Scenario:  Our network engineer is setting up Exchange 2003 so that we can bring email internal.  Problem:  Once installed, it won’t configure properly and he can’t get it working.  He spends about a week or so on it himself.  It seems like we have Active Directory issues.  Additionally, he was having a hell of a time getting Active Directory replication working.

The network is split between a few locations.  Our location is a separate tree in the main forest which is housed elsewhere.  At each location we have two domain controllers.  At each location, one is Windows 2003, and one is Windows 2000.  Therein lies half of the problem.  We also don’t resolve NETBIOS across the VPN, so we use the FQDN (fully-qualified domain name) to talk between the two domains.  The other location is the master domain.

So, after going through about a full week of troubleshooting on the phone with Microsoft, trying all kinds of things, and at one point having 4 people on the phone on the Microsoft end, the resolution came today in the form of two revelations:

1) When one DC is 2000 and one is 2003, the RPC Locator Service has to be set up a specific way.  On the 2000 machine, it has to be Manual and Stopped.  On the 2003 machine it has to be Automatic and Started.  Incidentally, this totally also fixed the replication issue between the two domains, and everything runs like a champ now.

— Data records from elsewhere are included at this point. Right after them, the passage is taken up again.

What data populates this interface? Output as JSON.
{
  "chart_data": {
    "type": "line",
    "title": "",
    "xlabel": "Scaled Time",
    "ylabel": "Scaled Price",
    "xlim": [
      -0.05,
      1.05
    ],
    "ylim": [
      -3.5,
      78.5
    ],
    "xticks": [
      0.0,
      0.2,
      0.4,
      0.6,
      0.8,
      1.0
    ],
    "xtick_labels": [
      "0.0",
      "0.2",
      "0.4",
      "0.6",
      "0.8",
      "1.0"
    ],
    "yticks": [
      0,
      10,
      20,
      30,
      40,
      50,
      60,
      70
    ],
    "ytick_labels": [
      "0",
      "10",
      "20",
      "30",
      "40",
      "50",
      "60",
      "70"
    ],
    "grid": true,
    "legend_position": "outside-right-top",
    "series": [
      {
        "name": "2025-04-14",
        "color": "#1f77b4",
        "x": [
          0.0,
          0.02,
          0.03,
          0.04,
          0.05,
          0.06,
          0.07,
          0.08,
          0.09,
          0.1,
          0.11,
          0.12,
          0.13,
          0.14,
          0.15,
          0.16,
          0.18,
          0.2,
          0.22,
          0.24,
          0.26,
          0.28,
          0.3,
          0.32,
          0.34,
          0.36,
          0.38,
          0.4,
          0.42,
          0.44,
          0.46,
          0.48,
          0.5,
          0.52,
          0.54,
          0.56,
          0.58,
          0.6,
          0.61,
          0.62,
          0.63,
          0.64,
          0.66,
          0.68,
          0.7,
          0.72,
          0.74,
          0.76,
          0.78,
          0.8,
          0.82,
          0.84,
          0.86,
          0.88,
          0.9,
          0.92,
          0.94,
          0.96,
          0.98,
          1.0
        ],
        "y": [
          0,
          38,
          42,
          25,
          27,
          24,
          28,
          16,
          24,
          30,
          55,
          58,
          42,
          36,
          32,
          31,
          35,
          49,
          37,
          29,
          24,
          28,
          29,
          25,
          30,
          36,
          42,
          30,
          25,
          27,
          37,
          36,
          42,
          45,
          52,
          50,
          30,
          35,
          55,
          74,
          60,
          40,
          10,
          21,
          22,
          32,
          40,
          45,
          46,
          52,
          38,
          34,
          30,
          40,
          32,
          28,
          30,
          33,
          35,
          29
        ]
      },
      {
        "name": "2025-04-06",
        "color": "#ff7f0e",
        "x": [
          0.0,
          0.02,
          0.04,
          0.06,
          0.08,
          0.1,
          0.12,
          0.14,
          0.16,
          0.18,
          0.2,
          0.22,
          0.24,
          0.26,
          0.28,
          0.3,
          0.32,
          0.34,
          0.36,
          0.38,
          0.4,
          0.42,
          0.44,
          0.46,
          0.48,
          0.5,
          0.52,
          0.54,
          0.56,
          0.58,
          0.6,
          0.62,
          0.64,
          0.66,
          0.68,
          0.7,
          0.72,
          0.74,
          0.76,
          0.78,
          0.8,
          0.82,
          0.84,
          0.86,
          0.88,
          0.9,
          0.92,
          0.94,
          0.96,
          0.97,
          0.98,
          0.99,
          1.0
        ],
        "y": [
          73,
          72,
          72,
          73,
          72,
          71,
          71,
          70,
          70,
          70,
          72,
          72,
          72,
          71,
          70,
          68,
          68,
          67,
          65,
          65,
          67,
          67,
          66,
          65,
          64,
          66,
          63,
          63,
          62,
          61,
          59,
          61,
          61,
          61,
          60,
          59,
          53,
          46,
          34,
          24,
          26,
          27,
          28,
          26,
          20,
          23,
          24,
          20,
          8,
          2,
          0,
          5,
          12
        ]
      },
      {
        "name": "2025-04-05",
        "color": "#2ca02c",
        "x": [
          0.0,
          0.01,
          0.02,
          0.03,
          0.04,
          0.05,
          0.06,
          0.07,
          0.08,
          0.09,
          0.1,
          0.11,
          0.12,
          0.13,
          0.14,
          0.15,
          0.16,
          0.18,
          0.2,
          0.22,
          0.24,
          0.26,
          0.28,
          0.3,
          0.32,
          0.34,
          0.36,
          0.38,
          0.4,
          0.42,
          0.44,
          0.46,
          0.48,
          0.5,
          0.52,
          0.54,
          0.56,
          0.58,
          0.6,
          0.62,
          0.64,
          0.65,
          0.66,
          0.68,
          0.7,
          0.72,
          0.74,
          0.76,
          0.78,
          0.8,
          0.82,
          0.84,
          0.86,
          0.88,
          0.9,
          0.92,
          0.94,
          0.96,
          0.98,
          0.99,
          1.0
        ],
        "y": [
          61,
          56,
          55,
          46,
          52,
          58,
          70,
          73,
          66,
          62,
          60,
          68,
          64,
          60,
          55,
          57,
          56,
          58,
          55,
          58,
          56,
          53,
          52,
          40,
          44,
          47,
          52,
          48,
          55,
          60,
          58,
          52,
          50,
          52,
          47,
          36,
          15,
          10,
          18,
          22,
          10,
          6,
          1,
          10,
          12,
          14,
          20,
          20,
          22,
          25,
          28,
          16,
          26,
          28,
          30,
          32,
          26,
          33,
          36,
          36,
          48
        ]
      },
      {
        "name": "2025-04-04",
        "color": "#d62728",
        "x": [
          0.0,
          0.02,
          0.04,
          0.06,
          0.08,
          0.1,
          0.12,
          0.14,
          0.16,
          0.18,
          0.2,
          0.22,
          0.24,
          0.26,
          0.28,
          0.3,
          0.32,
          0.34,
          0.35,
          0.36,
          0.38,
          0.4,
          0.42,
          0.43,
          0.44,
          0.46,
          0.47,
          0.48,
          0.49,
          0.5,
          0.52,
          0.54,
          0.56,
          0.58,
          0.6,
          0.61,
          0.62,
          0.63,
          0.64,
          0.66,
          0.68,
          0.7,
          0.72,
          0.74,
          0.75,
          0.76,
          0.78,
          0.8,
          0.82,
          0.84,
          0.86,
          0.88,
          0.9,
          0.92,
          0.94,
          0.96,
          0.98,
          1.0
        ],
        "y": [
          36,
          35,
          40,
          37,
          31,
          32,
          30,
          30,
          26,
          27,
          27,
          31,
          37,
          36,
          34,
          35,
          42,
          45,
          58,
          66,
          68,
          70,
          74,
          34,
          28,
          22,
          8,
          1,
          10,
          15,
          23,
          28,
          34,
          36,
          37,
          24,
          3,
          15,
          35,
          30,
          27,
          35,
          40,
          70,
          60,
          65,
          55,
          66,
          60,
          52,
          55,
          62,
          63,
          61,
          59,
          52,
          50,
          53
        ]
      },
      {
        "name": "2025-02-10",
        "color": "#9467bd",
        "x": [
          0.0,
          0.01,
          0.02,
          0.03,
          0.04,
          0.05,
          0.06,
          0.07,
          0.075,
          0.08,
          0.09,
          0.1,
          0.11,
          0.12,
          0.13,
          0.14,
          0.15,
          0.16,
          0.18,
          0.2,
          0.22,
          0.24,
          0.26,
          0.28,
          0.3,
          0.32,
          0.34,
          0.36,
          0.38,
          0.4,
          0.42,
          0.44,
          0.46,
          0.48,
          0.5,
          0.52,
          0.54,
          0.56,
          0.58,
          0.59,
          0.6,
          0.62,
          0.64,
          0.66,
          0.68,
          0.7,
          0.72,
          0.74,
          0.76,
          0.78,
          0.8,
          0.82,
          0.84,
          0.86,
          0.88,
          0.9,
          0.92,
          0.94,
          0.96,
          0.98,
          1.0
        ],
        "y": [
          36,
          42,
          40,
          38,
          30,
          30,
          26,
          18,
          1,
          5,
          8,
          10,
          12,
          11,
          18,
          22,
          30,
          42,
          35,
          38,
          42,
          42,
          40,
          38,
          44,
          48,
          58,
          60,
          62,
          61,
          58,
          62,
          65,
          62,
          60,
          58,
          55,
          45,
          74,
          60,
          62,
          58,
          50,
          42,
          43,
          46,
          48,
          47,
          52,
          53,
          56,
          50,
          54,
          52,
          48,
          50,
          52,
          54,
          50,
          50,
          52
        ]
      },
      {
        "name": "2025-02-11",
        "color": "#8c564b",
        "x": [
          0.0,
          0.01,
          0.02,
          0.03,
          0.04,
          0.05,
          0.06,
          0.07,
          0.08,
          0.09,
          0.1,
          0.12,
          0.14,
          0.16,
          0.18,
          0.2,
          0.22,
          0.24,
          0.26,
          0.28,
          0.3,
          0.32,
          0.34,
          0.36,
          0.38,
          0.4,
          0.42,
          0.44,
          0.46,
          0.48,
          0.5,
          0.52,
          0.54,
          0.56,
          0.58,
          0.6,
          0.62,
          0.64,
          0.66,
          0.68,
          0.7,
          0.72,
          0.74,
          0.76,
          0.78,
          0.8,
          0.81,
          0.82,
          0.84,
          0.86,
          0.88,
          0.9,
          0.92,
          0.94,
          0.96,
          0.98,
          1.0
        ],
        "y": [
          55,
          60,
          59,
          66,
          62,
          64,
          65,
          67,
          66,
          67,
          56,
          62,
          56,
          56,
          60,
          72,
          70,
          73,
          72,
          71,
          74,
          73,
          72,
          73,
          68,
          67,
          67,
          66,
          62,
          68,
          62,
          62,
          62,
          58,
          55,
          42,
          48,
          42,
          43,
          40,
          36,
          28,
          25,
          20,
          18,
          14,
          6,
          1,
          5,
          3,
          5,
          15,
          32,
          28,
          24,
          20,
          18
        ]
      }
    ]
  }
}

2) As a result of the dual domain setup this one came out.  It appears that Exchange is hard-coded to look for the domain master by NETBIOS name, not FQDN.  This came as news to the team on the phone who thought it was FQDN, and it’s documented that it’s FQDN.  This problem comes up because the domain  master cannot be reached by NETBIOS name.  Essentially you have to work around this.  I forget exactly how he said they did it, but I’ll ask him and update the entry here.

So, a couple weeks later, Exchange is up and running.  The undocumented bizarro things on an individual network that can screw up a simple install really reared their ugly heads here, so much so that the Microsoft guys were taking copious notes to pass along to colleagues.  Hopefully if anyone runs into this issue they can find this entry and solve it, save you the couple of weeks.